Boonsboro farm owner agrees to post signs

January 06, 2004|By Lynn Anderson | Lynn Anderson,SUN STAFF

The Washington County Planning Commission voted unanimously last night to allow the owner of a Boonsboro farm to continue inviting hunters there as long as he posts warning signs and follows state laws designed to protect nearby residents from stray bullets.

Joseph Michael, a Washington County attorney who owns 137 acres of land, much of which he has set aside as a noncommercial shooting area, was surprised that the hunting area wasn't delineated on maps for Meadows Green, a new housing development nearby.

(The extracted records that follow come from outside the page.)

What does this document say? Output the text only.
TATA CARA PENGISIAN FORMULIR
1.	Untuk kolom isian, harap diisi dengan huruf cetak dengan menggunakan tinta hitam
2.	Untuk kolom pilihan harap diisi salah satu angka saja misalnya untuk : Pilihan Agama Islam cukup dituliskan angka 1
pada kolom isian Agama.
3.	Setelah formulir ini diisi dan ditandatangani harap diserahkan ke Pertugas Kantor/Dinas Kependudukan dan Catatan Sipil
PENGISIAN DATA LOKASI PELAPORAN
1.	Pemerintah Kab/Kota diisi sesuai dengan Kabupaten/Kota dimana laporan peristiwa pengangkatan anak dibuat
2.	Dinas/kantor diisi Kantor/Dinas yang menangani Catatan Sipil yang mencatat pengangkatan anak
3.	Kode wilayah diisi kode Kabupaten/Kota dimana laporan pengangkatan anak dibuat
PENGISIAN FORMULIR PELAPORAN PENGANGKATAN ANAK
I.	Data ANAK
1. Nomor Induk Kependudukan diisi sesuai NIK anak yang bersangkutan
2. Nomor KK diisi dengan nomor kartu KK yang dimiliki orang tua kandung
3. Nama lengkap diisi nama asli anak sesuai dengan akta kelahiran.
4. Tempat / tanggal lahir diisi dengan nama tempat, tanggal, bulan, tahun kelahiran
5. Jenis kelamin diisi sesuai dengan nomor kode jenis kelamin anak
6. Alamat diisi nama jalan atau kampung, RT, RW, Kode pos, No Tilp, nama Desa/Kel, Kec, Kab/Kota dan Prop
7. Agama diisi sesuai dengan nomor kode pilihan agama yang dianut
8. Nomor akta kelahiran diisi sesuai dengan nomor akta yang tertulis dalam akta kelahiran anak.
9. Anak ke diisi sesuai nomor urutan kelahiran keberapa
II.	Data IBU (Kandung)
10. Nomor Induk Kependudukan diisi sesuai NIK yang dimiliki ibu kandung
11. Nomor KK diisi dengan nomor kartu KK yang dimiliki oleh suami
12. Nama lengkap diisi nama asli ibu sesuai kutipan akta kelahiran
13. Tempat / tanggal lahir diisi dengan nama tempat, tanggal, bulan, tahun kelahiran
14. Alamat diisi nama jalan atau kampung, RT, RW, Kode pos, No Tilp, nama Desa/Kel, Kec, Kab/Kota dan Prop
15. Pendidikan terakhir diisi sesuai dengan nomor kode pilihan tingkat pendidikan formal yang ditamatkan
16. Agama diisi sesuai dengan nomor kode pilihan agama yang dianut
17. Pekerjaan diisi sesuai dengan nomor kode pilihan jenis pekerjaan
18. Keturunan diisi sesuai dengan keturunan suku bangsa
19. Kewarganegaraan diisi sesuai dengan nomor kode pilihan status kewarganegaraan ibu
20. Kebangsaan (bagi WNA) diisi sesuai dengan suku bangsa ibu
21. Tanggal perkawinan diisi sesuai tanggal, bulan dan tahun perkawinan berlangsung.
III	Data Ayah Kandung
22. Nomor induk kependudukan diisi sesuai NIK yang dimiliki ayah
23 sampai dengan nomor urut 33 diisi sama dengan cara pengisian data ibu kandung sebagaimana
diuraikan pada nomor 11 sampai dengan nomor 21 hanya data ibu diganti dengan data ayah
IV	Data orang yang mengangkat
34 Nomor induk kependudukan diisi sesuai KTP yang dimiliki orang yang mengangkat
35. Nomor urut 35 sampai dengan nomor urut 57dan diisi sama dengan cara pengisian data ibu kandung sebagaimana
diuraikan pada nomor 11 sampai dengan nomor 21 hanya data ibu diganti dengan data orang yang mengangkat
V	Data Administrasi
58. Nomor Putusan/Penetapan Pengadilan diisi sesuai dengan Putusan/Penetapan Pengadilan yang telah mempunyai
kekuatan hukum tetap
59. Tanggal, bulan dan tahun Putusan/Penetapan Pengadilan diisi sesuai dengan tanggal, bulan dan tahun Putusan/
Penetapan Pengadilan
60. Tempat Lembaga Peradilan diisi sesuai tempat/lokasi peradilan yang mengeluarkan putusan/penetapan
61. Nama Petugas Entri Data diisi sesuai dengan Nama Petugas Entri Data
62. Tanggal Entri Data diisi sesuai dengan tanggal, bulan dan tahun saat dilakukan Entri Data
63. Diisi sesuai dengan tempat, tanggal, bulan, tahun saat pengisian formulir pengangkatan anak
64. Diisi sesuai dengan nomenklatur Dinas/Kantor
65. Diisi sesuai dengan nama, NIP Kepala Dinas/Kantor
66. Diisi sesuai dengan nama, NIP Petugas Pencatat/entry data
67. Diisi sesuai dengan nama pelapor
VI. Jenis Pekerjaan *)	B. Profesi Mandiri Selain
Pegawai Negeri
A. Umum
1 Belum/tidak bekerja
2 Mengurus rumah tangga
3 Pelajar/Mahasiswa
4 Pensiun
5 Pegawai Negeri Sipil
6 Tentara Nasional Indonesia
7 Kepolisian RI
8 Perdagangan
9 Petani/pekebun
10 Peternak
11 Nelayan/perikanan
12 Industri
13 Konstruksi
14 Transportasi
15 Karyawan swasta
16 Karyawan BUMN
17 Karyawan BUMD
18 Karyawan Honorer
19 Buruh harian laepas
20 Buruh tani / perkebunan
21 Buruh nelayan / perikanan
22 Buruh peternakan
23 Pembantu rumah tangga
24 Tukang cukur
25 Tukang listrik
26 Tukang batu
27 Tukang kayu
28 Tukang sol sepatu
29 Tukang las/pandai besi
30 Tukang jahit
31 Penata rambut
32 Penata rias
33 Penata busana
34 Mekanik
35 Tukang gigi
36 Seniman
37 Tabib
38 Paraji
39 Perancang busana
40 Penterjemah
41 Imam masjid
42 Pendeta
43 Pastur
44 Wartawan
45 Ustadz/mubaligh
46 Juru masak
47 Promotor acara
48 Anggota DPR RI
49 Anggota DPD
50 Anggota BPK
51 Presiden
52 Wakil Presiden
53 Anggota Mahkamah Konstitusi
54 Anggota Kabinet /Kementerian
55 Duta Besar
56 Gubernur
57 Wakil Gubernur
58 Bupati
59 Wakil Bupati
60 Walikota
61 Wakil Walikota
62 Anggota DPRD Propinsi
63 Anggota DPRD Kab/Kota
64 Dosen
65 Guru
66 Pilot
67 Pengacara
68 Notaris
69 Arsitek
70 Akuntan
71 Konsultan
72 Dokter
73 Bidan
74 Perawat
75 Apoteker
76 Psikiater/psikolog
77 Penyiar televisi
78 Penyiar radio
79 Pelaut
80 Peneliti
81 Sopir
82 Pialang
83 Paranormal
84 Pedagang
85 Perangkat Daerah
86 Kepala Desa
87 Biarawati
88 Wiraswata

When he went to the planning department to ask questions, officials suggested that he put together a site plan and obtain certification from the planning commission. But commission members didn't want to approve the plan without seeing the property first. They toured the Michael farm last week.

After the tour and a discussion with the owner, the commission felt confident that no one in the Meadows Green development would be in danger, said member George Anikis. He said that the five members who attended the meeting last night in Hagerstown all voted in favor of preserving the hunting area.

One seat on the commission is vacant, and one member was absent from the meeting.

"We had concerns about the safety of nearby residents, but [Michael] was able to convince us that the way he hunts the property we didn't have anything to worry about," Anikis said. "He will have it well-posted so that the adjoining development will see the signs. A large sign will be posted at the entrance to the preserve."

That sign will also include an aerial photo of the hunting area so residents can see its boundaries. State law requires that the owners of shooting areas post such signs, Anikis said. Michael has said that he will keep it up at all times, Anikis said.

Michael will also place markers on the property so hunters will know when they are within 150 yards of the houses.

"We shouldn't have any complaints of hunters getting too close to the dwellings," Anikis said.